On the bus

We scramble onto the nearly empty bus and my daughter makes a beeline for her favorite spot, the crow’s nest of the broad back row. We’ve gotten our backpacks off and she’s tucked herself into the space beneath my arm. One of the other passengers gets up to wait by the door. She smiles amiably in our direction, and says, “Kids always want the back, don’t they. Why is that?”

“She says it’s bouncier,” I poke a thumb off to the side, in my kid’s direction.

“That must be it!” She laughs.

My daughter turns her face up to me and asks, “Do you know her?”

“No, we’re just chatting and being friendly.”

“That’s right, we are,” the woman replies to my daughter, warmly, bending a little.

I tell her, like I often do, “It’s good to be friendly. I mean, if you’re with one of your grownups.” She turns her face into my armpit. “And you never have to if you don’t want to.”

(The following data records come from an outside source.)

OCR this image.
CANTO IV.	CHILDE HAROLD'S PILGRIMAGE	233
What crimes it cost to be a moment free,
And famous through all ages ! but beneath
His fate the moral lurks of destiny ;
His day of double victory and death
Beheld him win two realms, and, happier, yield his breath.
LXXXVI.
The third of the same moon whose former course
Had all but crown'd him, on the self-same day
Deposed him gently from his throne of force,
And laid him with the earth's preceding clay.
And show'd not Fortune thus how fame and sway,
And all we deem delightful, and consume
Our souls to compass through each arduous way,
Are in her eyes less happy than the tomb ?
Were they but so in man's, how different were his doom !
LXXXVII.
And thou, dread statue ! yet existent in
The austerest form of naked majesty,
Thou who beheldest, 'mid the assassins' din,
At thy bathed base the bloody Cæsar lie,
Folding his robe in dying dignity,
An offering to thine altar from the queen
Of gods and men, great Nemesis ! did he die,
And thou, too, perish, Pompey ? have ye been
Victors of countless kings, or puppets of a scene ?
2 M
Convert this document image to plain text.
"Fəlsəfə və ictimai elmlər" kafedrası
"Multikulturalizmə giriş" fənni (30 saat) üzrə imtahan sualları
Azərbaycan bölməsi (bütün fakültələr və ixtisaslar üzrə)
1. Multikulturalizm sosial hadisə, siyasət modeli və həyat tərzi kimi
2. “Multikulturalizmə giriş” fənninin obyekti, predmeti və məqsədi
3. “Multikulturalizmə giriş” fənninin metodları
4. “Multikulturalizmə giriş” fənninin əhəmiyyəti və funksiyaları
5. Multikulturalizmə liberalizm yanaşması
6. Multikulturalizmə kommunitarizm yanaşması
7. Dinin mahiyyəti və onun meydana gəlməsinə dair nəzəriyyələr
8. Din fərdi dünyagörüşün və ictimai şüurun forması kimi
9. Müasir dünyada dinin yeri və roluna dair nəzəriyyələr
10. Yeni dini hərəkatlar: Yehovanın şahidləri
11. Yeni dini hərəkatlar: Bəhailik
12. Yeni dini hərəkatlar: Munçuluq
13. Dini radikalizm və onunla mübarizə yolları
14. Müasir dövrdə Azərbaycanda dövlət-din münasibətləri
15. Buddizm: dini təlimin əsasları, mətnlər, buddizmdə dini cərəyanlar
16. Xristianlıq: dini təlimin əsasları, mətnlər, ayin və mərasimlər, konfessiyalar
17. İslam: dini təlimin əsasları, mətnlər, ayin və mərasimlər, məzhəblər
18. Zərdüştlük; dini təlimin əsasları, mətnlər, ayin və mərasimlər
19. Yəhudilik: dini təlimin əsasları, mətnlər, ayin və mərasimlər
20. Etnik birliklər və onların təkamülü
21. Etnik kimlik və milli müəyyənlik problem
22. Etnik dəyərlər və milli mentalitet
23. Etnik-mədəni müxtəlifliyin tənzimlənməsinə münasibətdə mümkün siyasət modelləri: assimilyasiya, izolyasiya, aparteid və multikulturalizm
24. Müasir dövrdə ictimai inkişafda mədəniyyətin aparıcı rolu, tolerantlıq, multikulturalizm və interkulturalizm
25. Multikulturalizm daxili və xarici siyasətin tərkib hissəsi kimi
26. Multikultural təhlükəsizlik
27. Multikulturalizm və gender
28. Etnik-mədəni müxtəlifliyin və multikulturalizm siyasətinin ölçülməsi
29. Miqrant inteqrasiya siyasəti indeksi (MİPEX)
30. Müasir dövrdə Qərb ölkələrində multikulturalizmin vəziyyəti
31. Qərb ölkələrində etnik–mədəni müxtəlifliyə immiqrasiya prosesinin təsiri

“That’s a fine way to put it,” the woman says. “My grandkids are always asking that when I say hello. ‘Do you know them, why are you talking to them?’ I tell them that too. It’s good to be friendly.”

I nod, my daughter furls tighter under my arm, and then peeks out and smiles at the woman.

She catches the flirt and grins into it. Then she looks back at me. “Especially right now, the way things are,” she says, “it’s important. Being friendly.”

She touches a long finger to her forehead, then at me, back and forth, once, twice, describing an arc between our faces. It takes me a beat to see what she’s pointing at. Her dark skin, my light skin, the space between us. Especially now when there is so much hate, is what she means.

Amen to that is what I want to say, but those are words I have no claim to. “That’s right,” is what I manage, here on this bus, which for one long minute is the great grand church of tolerance. My daughter flashes her shining grin.

“You have a beautiful day you beautiful ladies.”

I whisper in my daughter’s ear. “Say ‘you too’ and tell her thank you.”

“I already did, Mom,” she says, a little petulant about my instructions. “I told her with my face.”